Dans le champ Papadoyorgakis, on a mis au jour deux pièces et une canalisation. Parmi les trouvailles, des tuiles du type laconien, sept pithoi, une cuvette et 58 vases d'usage domestique. L'ensemble témoigne de deux phases d'occupation : le pithos le plus ancien (fig. 351) date de 650-625 et le plus récent du début du VIe siècle, tandis qu'une grande partie de la céramique commune est du IIIe siècle av. J.-C. (fig. 347-348). Mais la stratigraphie démontre que les pithoi ont continué à être employés dans la phase récente. La présence de réchauds, de pesons (190), d'outils en fer et d'amphores (archonte Ëpidamon) désigne ce bâtiment comme atelier. La fin de l'occupation est vraisemblablement due à la destruction de Lyttos, en 220, par Cnossos.

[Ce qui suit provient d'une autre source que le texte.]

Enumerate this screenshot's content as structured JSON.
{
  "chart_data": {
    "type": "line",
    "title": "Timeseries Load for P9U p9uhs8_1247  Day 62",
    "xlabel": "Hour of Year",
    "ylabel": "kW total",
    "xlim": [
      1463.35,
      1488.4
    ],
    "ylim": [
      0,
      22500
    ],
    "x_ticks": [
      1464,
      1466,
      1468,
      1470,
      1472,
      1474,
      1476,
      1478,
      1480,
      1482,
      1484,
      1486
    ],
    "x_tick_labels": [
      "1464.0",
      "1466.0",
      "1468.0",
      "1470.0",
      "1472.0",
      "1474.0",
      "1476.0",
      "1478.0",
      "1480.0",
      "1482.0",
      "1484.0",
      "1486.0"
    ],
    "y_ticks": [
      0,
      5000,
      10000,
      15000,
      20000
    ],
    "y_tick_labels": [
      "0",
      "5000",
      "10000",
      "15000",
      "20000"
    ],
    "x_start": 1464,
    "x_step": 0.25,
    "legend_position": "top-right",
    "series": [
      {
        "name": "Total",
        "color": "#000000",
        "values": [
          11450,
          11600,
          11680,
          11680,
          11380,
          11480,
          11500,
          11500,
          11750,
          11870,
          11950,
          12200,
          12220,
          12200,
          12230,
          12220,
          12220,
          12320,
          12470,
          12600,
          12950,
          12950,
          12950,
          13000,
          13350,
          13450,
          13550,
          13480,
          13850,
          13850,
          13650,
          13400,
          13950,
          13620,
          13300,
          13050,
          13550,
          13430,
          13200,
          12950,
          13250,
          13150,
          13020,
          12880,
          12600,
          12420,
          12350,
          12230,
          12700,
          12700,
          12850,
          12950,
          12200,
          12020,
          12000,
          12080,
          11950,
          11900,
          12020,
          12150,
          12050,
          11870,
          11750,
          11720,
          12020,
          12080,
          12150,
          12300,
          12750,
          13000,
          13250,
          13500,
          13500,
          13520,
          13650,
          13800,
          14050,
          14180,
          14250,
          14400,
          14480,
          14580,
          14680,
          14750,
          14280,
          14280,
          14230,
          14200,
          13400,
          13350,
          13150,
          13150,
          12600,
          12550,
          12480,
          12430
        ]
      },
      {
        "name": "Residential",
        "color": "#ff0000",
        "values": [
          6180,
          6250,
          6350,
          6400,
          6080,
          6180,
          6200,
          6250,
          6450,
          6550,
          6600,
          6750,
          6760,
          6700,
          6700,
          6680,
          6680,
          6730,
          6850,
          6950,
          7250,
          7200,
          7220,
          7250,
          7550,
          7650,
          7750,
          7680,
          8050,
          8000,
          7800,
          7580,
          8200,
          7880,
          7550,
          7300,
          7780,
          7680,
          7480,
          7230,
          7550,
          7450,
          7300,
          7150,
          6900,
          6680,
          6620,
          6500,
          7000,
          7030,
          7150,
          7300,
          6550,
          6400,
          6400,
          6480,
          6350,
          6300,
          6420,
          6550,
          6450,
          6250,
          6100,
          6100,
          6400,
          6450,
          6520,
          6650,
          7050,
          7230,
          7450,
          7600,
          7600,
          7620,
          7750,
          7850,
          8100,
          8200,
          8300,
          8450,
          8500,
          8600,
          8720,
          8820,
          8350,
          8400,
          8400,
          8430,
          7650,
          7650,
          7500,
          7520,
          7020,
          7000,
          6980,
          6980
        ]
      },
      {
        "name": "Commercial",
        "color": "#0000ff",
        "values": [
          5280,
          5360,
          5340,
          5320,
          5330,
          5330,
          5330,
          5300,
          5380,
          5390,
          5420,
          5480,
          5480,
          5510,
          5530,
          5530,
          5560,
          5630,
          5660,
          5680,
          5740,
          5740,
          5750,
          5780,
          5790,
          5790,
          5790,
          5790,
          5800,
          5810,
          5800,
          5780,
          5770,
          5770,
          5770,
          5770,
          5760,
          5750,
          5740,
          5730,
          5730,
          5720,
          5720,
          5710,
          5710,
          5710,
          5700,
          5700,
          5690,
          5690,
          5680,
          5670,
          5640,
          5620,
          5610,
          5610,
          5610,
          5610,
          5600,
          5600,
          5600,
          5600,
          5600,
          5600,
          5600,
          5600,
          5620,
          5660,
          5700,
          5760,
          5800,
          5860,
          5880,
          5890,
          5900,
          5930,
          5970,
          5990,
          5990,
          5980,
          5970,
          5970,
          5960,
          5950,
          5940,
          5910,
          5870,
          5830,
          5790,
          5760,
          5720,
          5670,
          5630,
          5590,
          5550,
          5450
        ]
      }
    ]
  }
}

Dans le champ Tambakakis, un mur épais, parallèle à un mur de terrasse visible au SE du terrain et datant de 450-400, peut appartenir à un édifice public. Dans le champ Kandérakis, on a trouvé des murs et un petit socle que la présence de fresques polychromes et de cendre désigne peut-être comme un autel. L'ensemble date de 100-150 ap. J.-C. Enfin, au lieu-dit Anémomyli, on a trouvé d'autres fragments de pithoi archaïques, dans un contexte à nouveau hellénistique.
On a recueilli par ailleurs deux inscriptions qui s'ajoutent au groupe publié dans IC I, XVIII, nos 37, 91, 105, 112, 127, 177. Ce sont un décret en l'honneur de Septime-Sévère (fig. 349) et une stèle funéraire avec deux textes (fig. 350). ArchDelt 26 (197,1), p. 493-499.